Gribiche (Jacques Feyder, 1926)

The young actor Jean Forest had been discovered by Feyder and his wife, Françoise Rosay, and he starred in three films for the director, of which this was the last. It's a peculiar fable about charity. Forest plays Antoine Belot, nicknamed "Gribiche," who sees a rich woman, Edith Maranet (Rosay), drop her purse in a department store and returns it to her, spurning a reward. Edith is a do-gooder full of theories about "social hygiene." Impressed by the boy's honesty, Edith goes to his home, a small flat above some shops, where he lives with his widowed mother, Anna (Cécile Guyon), and proposes that she adopt Gribiche and educate him. Anna is reluctant to give up the boy, but Gribiche, knowing that Anna is being courted by Phillippe Gavary (Rolla Norman), and believing that he stands in the way of their marriage, agrees to the deal. When her rich friends ask about how she found Gribiche, Edith tells increasingly sentimental and self-serving stories -- dramatized by Feyder -- about the poverty in which she found him and his mother. But the boy is unhappy with the cold, sterile environment of Edith's mansion and the regimented approach to his education, and on Bastille Day, when the common folk of Paris are celebrating in what Edith regards as "unhygienic" ways, he finds his way back to his mother's home. Edith is furious, but eventually is persuaded to see reality and agrees to let him live with Anna and Phillippe, who have married, while she pays for his education. The whole thing is implausible, but the performances of Forest and Rosay, and especially the production design by Lazare Meerson, make it watchable and occasionally quite charming.

Carnival in Flanders (Jacques Feyder, 1935)

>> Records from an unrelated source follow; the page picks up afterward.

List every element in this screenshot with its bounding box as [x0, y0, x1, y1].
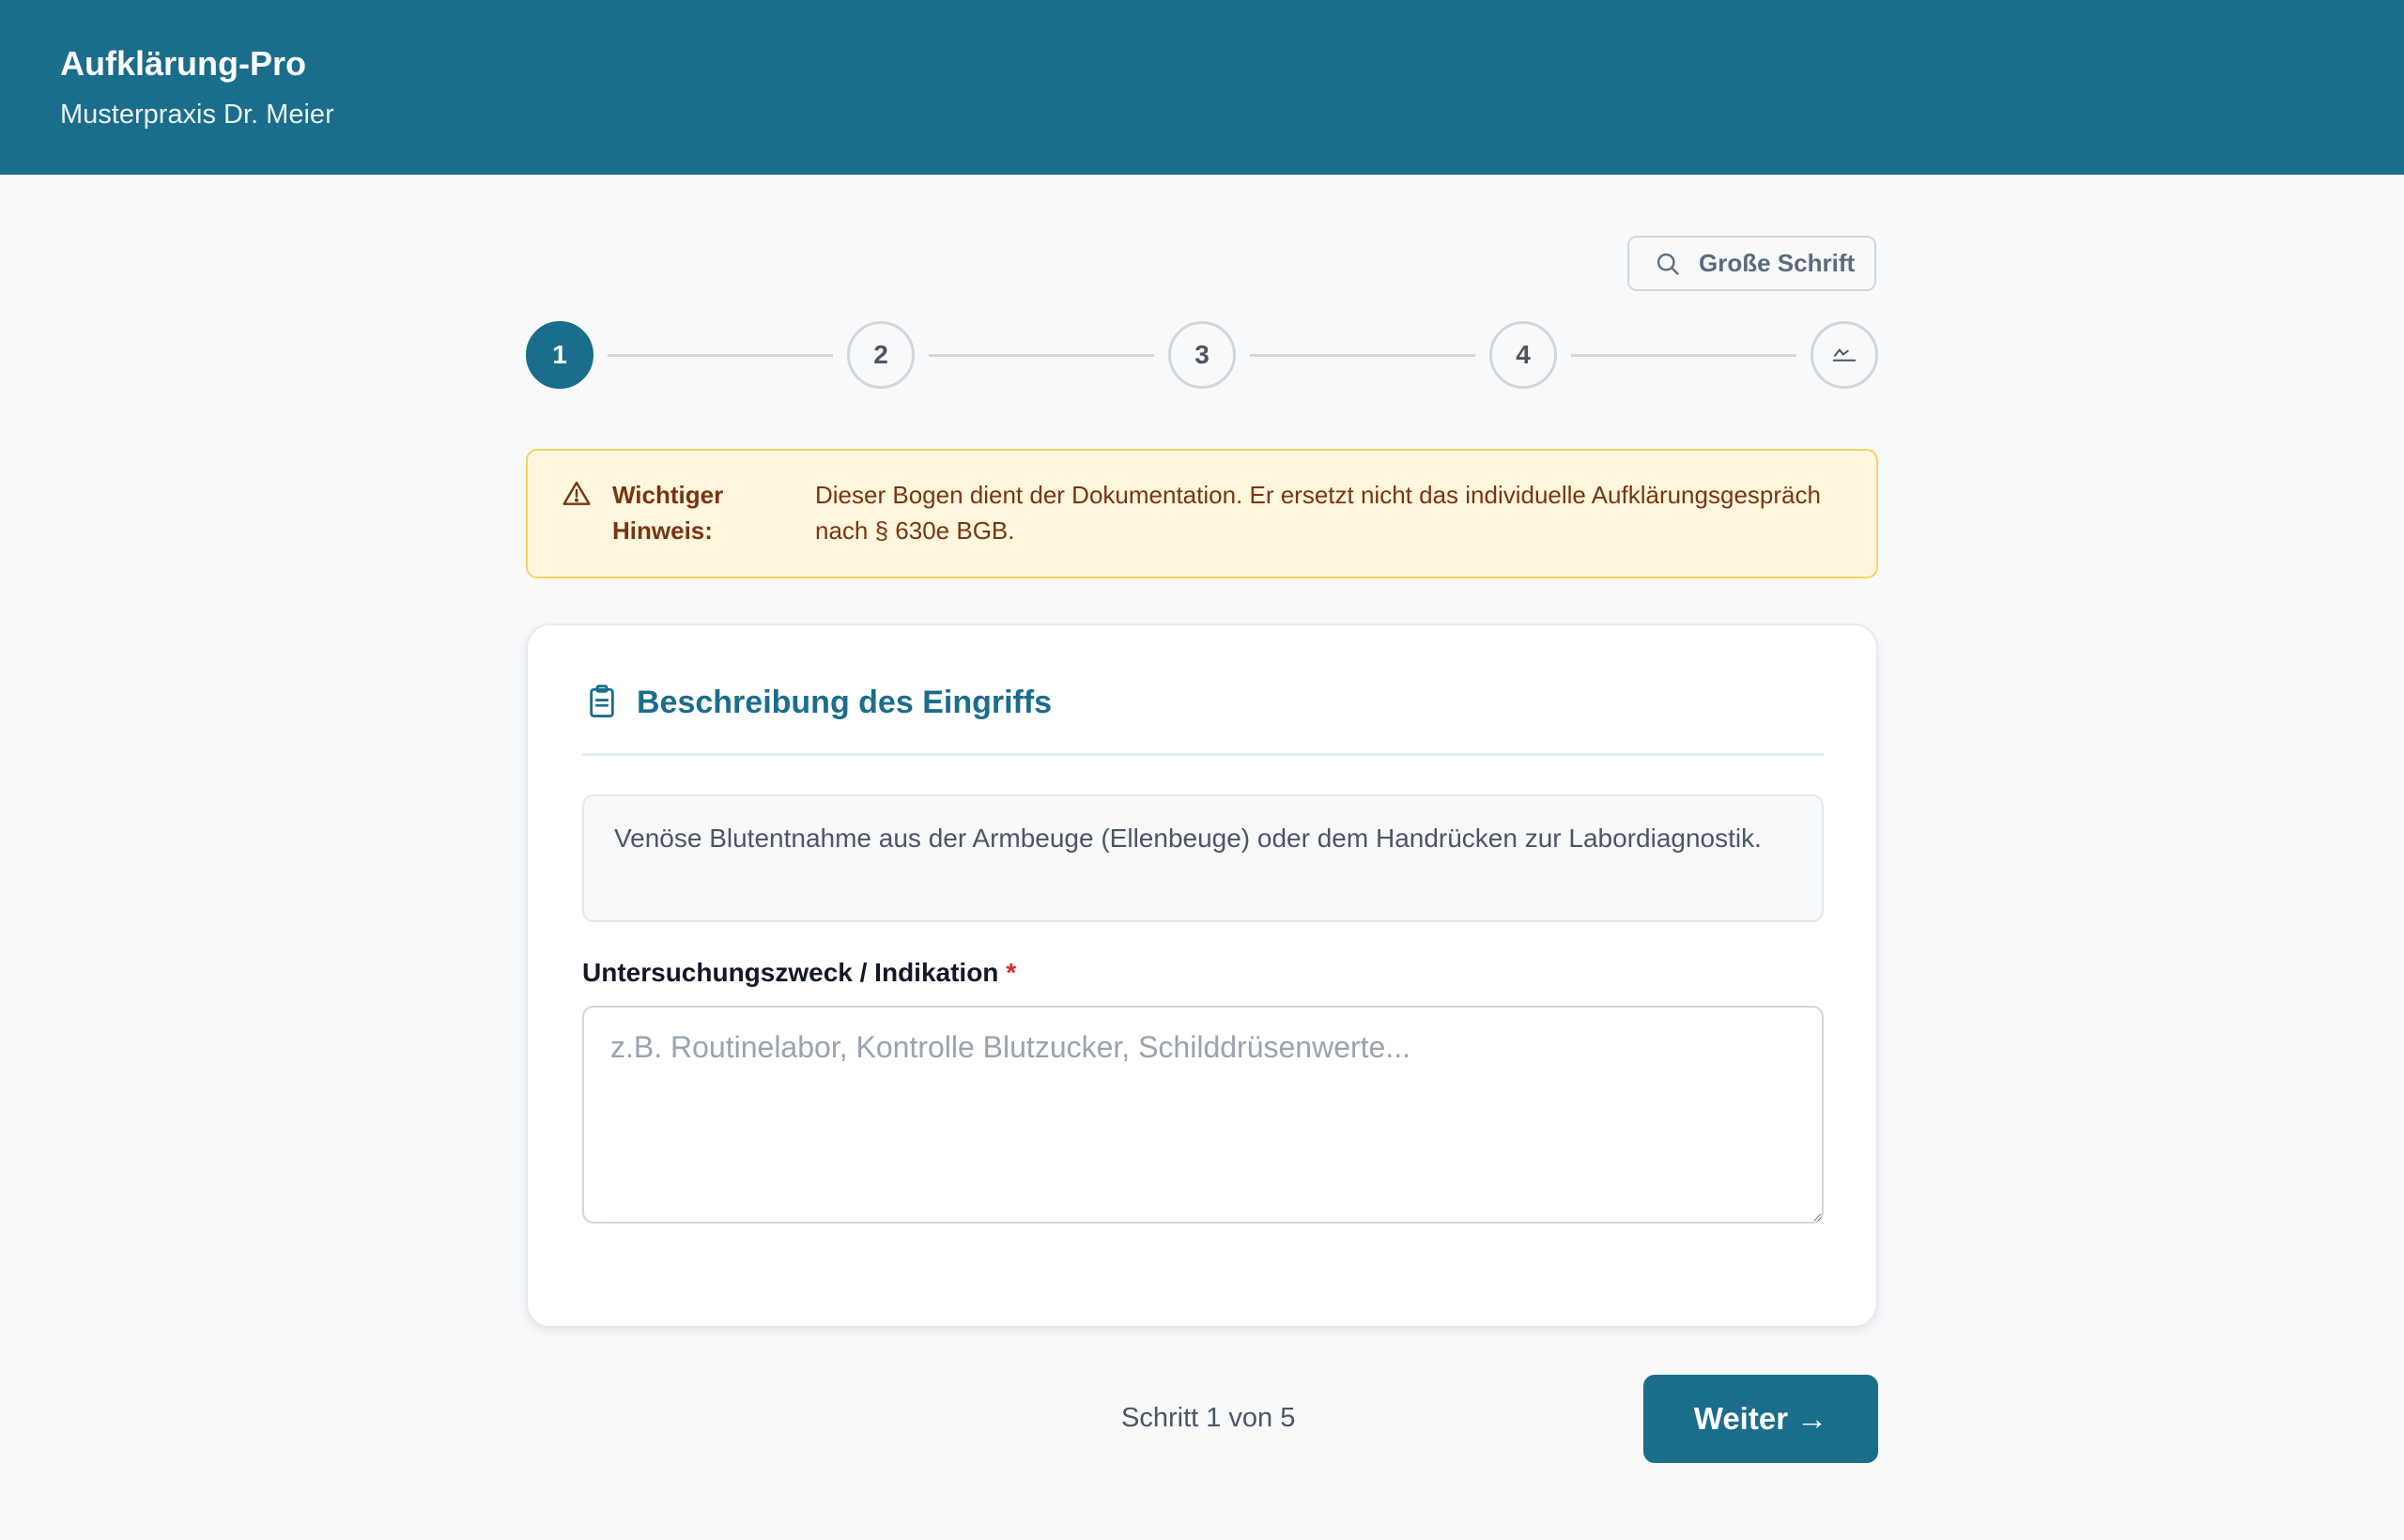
procedure-card: Beschreibung des Eingriffs Venöse Bluten…: [526, 624, 1878, 1328]
important-notice: Wichtiger Hinweis: Dieser Bogen dient de…: [526, 449, 1878, 578]
warning-icon: [562, 479, 592, 509]
signature-icon: [1830, 338, 1858, 373]
app-header: Aufklärung-Pro Musterpraxis Dr. Meier: [0, 0, 2404, 175]
step-4[interactable]: 4: [1489, 321, 1557, 389]
section-title: Beschreibung des Eingriffs: [637, 685, 1053, 720]
step-3[interactable]: 3: [1168, 321, 1236, 389]
notice-title: Wichtiger Hinweis:: [612, 481, 724, 545]
step-1[interactable]: 1: [526, 321, 593, 389]
step-2[interactable]: 2: [847, 321, 915, 389]
large-font-label: Große Schrift: [1699, 249, 1856, 277]
notice-text: Dieser Bogen dient der Dokumentation. Er…: [815, 481, 1821, 545]
step-connector: [608, 354, 833, 357]
section-divider: [582, 753, 1824, 756]
search-icon: [1654, 250, 1682, 278]
step-5-signature[interactable]: [1811, 321, 1878, 389]
step-connector: [1571, 354, 1796, 357]
step-connector: [929, 354, 1154, 357]
large-font-button[interactable]: Große Schrift: [1627, 236, 1876, 291]
step-indicator: 1 2 3 4: [526, 321, 1878, 390]
app-title: Aufklärung-Pro: [60, 44, 307, 83]
next-button[interactable]: Weiter →: [1643, 1375, 1878, 1463]
indication-input[interactable]: [582, 1006, 1824, 1224]
indication-label: Untersuchungszweck / Indikation *: [582, 954, 1016, 992]
step-connector: [1250, 354, 1475, 357]
procedure-description: Venöse Blutentnahme aus der Armbeuge (El…: [582, 794, 1824, 922]
required-marker: *: [1006, 958, 1017, 987]
clipboard-icon: [586, 684, 618, 719]
practice-name: Musterpraxis Dr. Meier: [60, 100, 334, 130]
step-progress-text: Schritt 1 von 5: [1121, 1403, 1296, 1433]
indication-label-text: Untersuchungszweck / Indikation: [582, 958, 999, 987]
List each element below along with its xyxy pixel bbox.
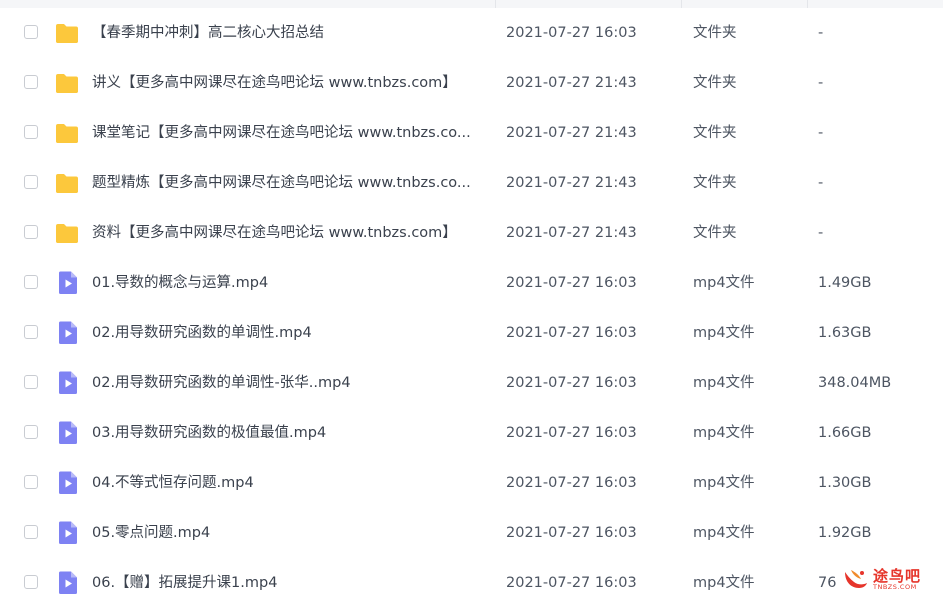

Feyder's best-known film is something of a feminist fable, a kind of inversion of Lysistrata, in which the women of Boom, a village in 17th century Flanders that is occupied by the Spanish save the town from the pillage and plunder that the men of the village expect. Françoise Rosay plays the wife of the burgomaster (André Alerme), who holes up in his house, pretending to have died. The other officials of the town likewise sequester themselves. But the merry wives of Boom decide to wine, dine, and otherwise entertain the occupying Spaniards. It's all quite saucily entertaining, though undercut by a tiresome subplot (suspiciously reminiscent of that in Shakespeare's own play about merry wives) involving the burgomaster's daughter (Micheline Chierel) and her love for the young painter Julien Brueghel (Bernard Lancret), of whom the burgomaster disapproves. Again, Rosay's performance is a standout, as is Lazare Meerson's design: The village, with its evocation of the paintings of the Flemish masters, was created in a Paris suburb, with meticulous attention to detail, including the men's unflattering period costumes, designed by Georges K. Benda. The cinematography is by the American Harry Stradling Sr., who built his reputation in Europe before returning to Hollywood.